Mutable vs Immutable Types in Python — Complete Guide
The Interview Question
What is the difference between mutable and immutable types in Python? Why does it matter?
Expert Answer
In Python, every object is either mutable (can be changed after creation) or immutable (cannot be changed). Immutable types include int, float, str, tuple, frozenset, and bool. Mutable types include list, dict, set, and most custom objects. This distinction matters in three critical ways. First, when you pass a mutable object to a function, the function can modify the original — this is a common source of bugs when using default mutable arguments. Second, only immutable objects can be used as dictionary keys or set elements because their hash value must remain constant. Third, string operations like concatenation create new string objects each time, which matters for performance — joining a list of strings is O(n) while repeated concatenation is O(n²).

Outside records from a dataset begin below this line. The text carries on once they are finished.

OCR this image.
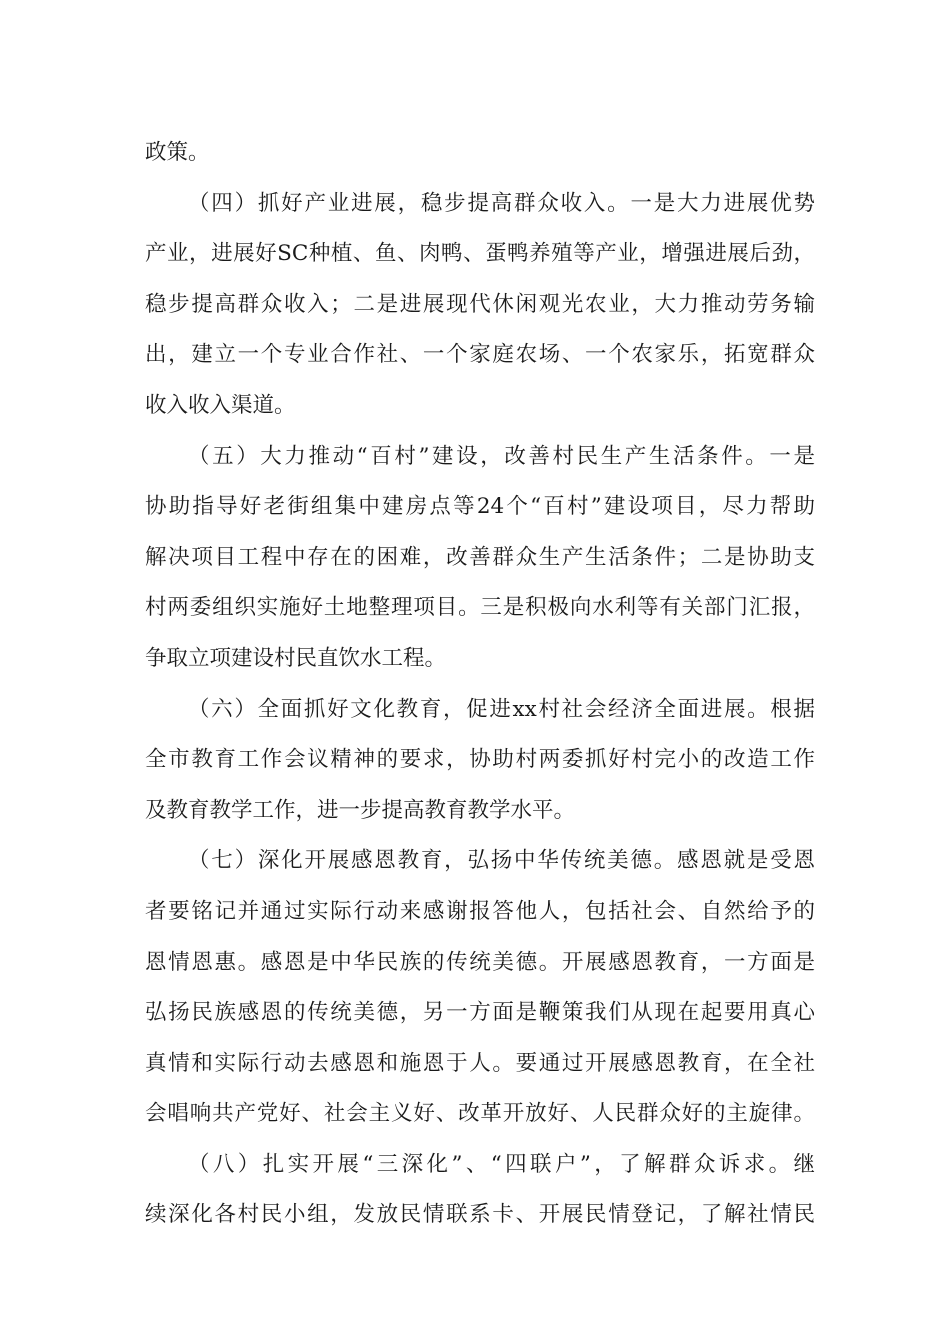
政策。
（四）抓好产业进展，稳步提高群众收入。一是大力进展优势
产业，进展好SC种植、鱼、肉鸭、蛋鸭养殖等产业，增强进展后劲，
稳步提高群众收入；二是进展现代休闲观光农业，大力推动劳务输
出，建立一个专业合作社、一个家庭农场、一个农家乐，拓宽群众
收入收入渠道。
（五）大力推动“百村”建设，改善村民生产生活条件。一是
协助指导好老街组集中建房点等24个“百村”建设项目，尽力帮助
解决项目工程中存在的困难，改善群众生产生活条件；二是协助支
村两委组织实施好土地整理项目。三是积极向水利等有关部门汇报，
争取立项建设村民直饮水工程。
（六）全面抓好文化教育，促进xx村社会经济全面进展。根据
全市教育工作会议精神的要求，协助村两委抓好村完小的改造工作
及教育教学工作，进一步提高教育教学水平。
（七）深化开展感恩教育，弘扬中华传统美德。感恩就是受恩
者要铭记并通过实际行动来感谢报答他人，包括社会、自然给予的
恩情恩惠。感恩是中华民族的传统美德。开展感恩教育，一方面是
弘扬民族感恩的传统美德，另一方面是鞭策我们从现在起要用真心
真情和实际行动去感恩和施恩于人。要通过开展感恩教育，在全社
会唱响共产党好、社会主义好、改革开放好、人民群众好的主旋律。
（八）扎实开展“三深化”、“四联户”，了解群众诉求。继
续深化各村民小组，发放民情联系卡、开展民情登记，了解社情民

Key Points to Hit in Your Answer
- Immutable: int, float, str, tuple, frozenset, bool, bytes
- Mutable: list, dict, set, bytearray, custom objects
- Never use mutable default arguments (def f(lst=[]) is a classic bug)

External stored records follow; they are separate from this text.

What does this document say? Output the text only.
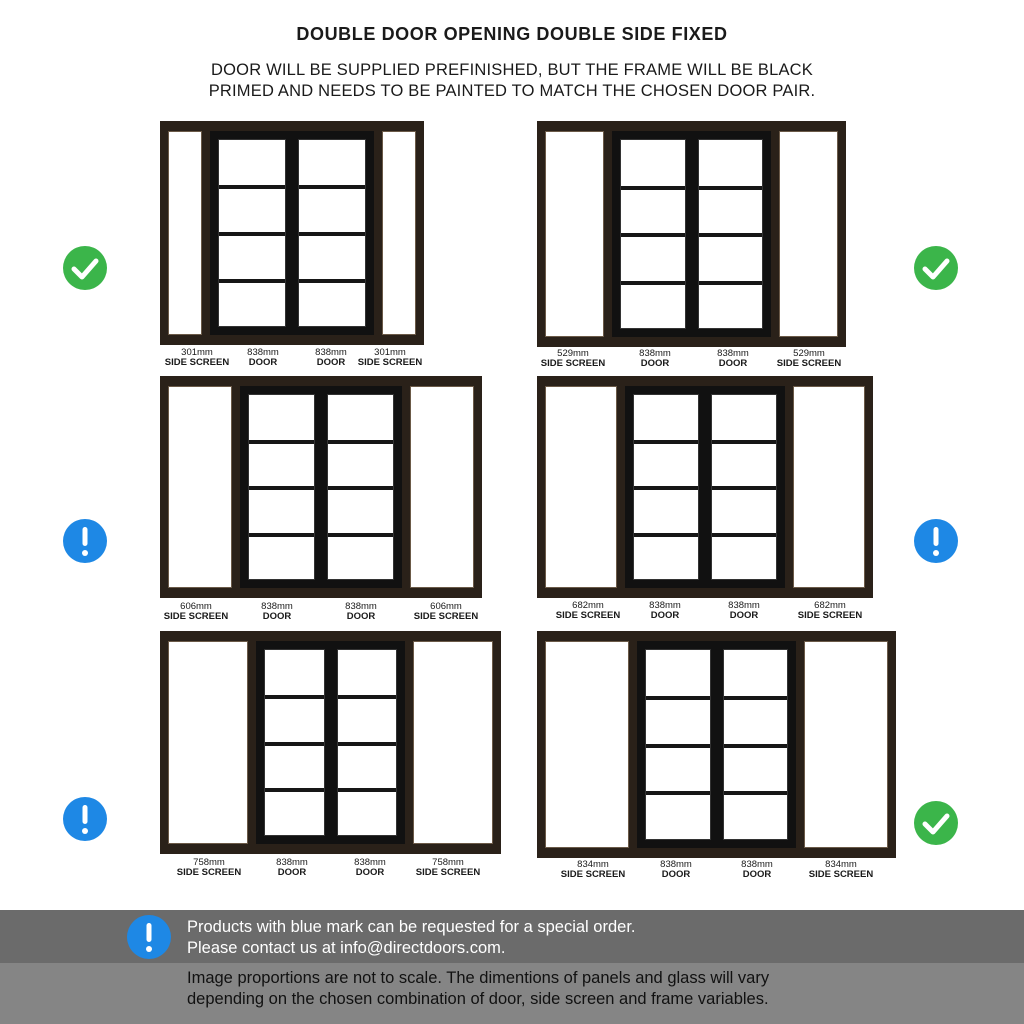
DOUBLE DOOR OPENING DOUBLE SIDE FIXED
DOOR WILL BE SUPPLIED PREFINISHED, BUT THE FRAME WILL BE BLACK
PRIMED AND NEEDS TO BE PAINTED TO MATCH THE CHOSEN DOOR PAIR.
301mm
SIDE SCREEN
838mm
DOOR
838mm
DOOR
301mm
SIDE SCREEN
529mm
SIDE SCREEN
838mm
DOOR
838mm
DOOR
529mm
SIDE SCREEN
606mm
SIDE SCREEN
838mm
DOOR
838mm
DOOR
606mm
SIDE SCREEN
682mm
SIDE SCREEN
838mm
DOOR
838mm
DOOR
682mm
SIDE SCREEN
758mm
SIDE SCREEN
838mm
DOOR
838mm
DOOR
758mm
SIDE SCREEN
834mm
SIDE SCREEN
838mm
DOOR
838mm
DOOR
834mm
SIDE SCREEN
Products with blue mark can be requested for a special order.
Please contact us at info@directdoors.com.
Image proportions are not to scale. The dimentions of panels and glass will vary
depending on the chosen combination of door, side screen and frame variables.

- Immutable objects are hashable and can be dict keys
- Tuples are immutable but can contain mutable elements (tuple of lists)
- String concatenation in a loop creates n new objects — use ''.join() instead
Code Example
# The mutable default argument trap
def append_to(item, target=[]): # BAD — shared across calls
target.append(item)
return target
append_to(1) # [1]
append_to(2) # [1, 2] — NOT [2]!
# Fix: use None as default
def append_to(item, target=None):
if target is None:
target = []
target.append(item)
return target
# Immutable = hashable = can be dict keys
d = {}
d[(1, 2)] = "tuple key works" # OK — tuple is immutable
d[[1, 2]] = "list key fails" # TypeError — list is mutable
# String performance
# BAD: O(n²) — creates new string each iteration
result = ""
for s in huge_list:
result += s
# GOOD: O(n) — joins once
result = "".join(huge_list)
What Interviewers Are Really Looking For
The mutable default argument gotcha is almost guaranteed as a follow-up. If you explain it before they ask, that's a strong signal. Knowing that tuples can contain mutable elements (and therefore a tuple of lists isn't hashable) shows deeper understanding.